For each test case, print a single integer — the number of different permutations modulo $$$998\,244\,353$$$.

Example
Input
3
5 0
0 1 2 3 4
5 2
-1 1 2 0 0
5 2
0 1 1 0 0
Output
1
6
6
Note

In the first test case, only permutation $$$p=[5,4,3,2,1]$$$ satisfies the constraint condition.

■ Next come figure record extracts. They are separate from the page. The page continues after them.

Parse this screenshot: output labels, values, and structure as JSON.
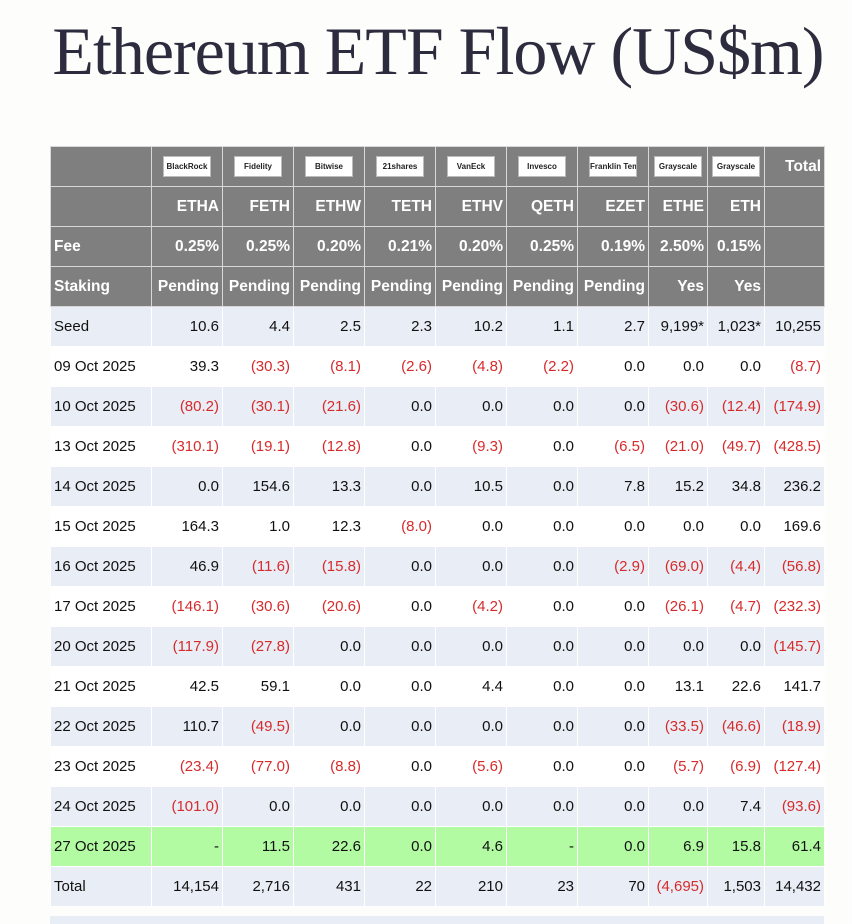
{
  "title": "Ethereum ETF Flow (US$m)",
  "colors": {
    "header_bg": "#7f7f7f",
    "alt_row": "#e9edf5",
    "latest_row": "#b2fba3",
    "negative": "#d62b2b"
  },
  "issuers": [
    "BlackRock",
    "Fidelity",
    "Bitwise",
    "21shares",
    "VanEck",
    "Invesco",
    "Franklin Templeton",
    "Grayscale",
    "Grayscale"
  ],
  "total_label": "Total",
  "tickers": [
    "ETHA",
    "FETH",
    "ETHW",
    "TETH",
    "ETHV",
    "QETH",
    "EZET",
    "ETHE",
    "ETH"
  ],
  "fee_label": "Fee",
  "fees": [
    "0.25%",
    "0.25%",
    "0.20%",
    "0.21%",
    "0.20%",
    "0.25%",
    "0.19%",
    "2.50%",
    "0.15%"
  ],
  "staking_label": "Staking",
  "staking": [
    "Pending",
    "Pending",
    "Pending",
    "Pending",
    "Pending",
    "Pending",
    "Pending",
    "Yes",
    "Yes"
  ],
  "rows": [
    {
      "label": "Seed",
      "values": [
        "10.6",
        "4.4",
        "2.5",
        "2.3",
        "10.2",
        "1.1",
        "2.7",
        "9,199*",
        "1,023*",
        "10,255"
      ]
    },
    {
      "label": "09 Oct 2025",
      "values": [
        "39.3",
        "(30.3)",
        "(8.1)",
        "(2.6)",
        "(4.8)",
        "(2.2)",
        "0.0",
        "0.0",
        "0.0",
        "(8.7)"
      ]
    },
    {
      "label": "10 Oct 2025",
      "values": [
        "(80.2)",
        "(30.1)",
        "(21.6)",
        "0.0",
        "0.0",
        "0.0",
        "0.0",
        "(30.6)",
        "(12.4)",
        "(174.9)"
      ]
    },
    {
      "label": "13 Oct 2025",
      "values": [
        "(310.1)",
        "(19.1)",
        "(12.8)",
        "0.0",
        "(9.3)",
        "0.0",
        "(6.5)",
        "(21.0)",
        "(49.7)",
        "(428.5)"
      ]
    },
    {
      "label": "14 Oct 2025",
      "values": [
        "0.0",
        "154.6",
        "13.3",
        "0.0",
        "10.5",
        "0.0",
        "7.8",
        "15.2",
        "34.8",
        "236.2"
      ]
    },
    {
      "label": "15 Oct 2025",
      "values": [
        "164.3",
        "1.0",
        "12.3",
        "(8.0)",
        "0.0",
        "0.0",
        "0.0",
        "0.0",
        "0.0",
        "169.6"
      ]
    },
    {
      "label": "16 Oct 2025",
      "values": [
        "46.9",
        "(11.6)",
        "(15.8)",
        "0.0",
        "0.0",
        "0.0",
        "(2.9)",
        "(69.0)",
        "(4.4)",
        "(56.8)"
      ]
    },
    {
      "label": "17 Oct 2025",
      "values": [
        "(146.1)",
        "(30.6)",
        "(20.6)",
        "0.0",
        "(4.2)",
        "0.0",
        "0.0",
        "(26.1)",
        "(4.7)",
        "(232.3)"
      ]
    },
    {
      "label": "20 Oct 2025",
      "values": [
        "(117.9)",
        "(27.8)",
        "0.0",
        "0.0",
        "0.0",
        "0.0",
        "0.0",
        "0.0",
        "0.0",
        "(145.7)"
      ]
    },
    {
      "label": "21 Oct 2025",
      "values": [
        "42.5",
        "59.1",
        "0.0",
        "0.0",
        "4.4",
        "0.0",
        "0.0",
        "13.1",
        "22.6",
        "141.7"
      ]
    },
    {
      "label": "22 Oct 2025",
      "values": [
        "110.7",
        "(49.5)",
        "0.0",
        "0.0",
        "0.0",
        "0.0",
        "0.0",
        "(33.5)",
        "(46.6)",
        "(18.9)"
      ]
    },
    {
      "label": "23 Oct 2025",
      "values": [
        "(23.4)",
        "(77.0)",
        "(8.8)",
        "0.0",
        "(5.6)",
        "0.0",
        "0.0",
        "(5.7)",
        "(6.9)",
        "(127.4)"
      ]
    },
    {
      "label": "24 Oct 2025",
      "values": [
        "(101.0)",
        "0.0",
        "0.0",
        "0.0",
        "0.0",
        "0.0",
        "0.0",
        "0.0",
        "7.4",
        "(93.6)"
      ]
    },
    {
      "label": "27 Oct 2025",
      "values": [
        "-",
        "11.5",
        "22.6",
        "0.0",
        "4.6",
        "-",
        "0.0",
        "6.9",
        "15.8",
        "61.4"
      ],
      "highlight": true
    },
    {
      "label": "Total",
      "values": [
        "14,154",
        "2,716",
        "431",
        "22",
        "210",
        "23",
        "70",
        "(4,695)",
        "1,503",
        "14,432"
      ],
      "is_total": true
    }
  ]
}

In the second test case, there are $$$6$$$ permutations satisfying the constraint condition, which are:

  • $$$[3,4,5,2,1]$$$ $$$\rightarrow$$$ $$$[3,4,2,1,5]$$$ $$$\rightarrow$$$ $$$[3,2,1,4,5]$$$
  • $$$[3,5,4,2,1]$$$ $$$\rightarrow$$$ $$$[3,4,2,1,5]$$$ $$$\rightarrow$$$ $$$[3,2,1,4,5]$$$
  • $$$[4,3,5,2,1]$$$ $$$\rightarrow$$$ $$$[3,4,2,1,5]$$$ $$$\rightarrow$$$ $$$[3,2,1,4,5]$$$
  • $$$[4,5,3,2,1]$$$ $$$\rightarrow$$$ $$$[4,3,2,1,5]$$$ $$$\rightarrow$$$ $$$[3,2,1,4,5]$$$
  • $$$[5,3,4,2,1]$$$ $$$\rightarrow$$$ $$$[3,4,2,1,5]$$$ $$$\rightarrow$$$ $$$[3,2,1,4,5]$$$
  • $$$[5,4,3,2,1]$$$ $$$\rightarrow$$$ $$$[4,3,2,1,5]$$$ $$$\rightarrow$$$ $$$[3,2,1,4,5]$$$

So after exactly $$$2$$$ times of swap they will all become $$$a=[3,2,1,4,5]$$$, whose value sequence is $$$v=[0,1,2,0,0]$$$.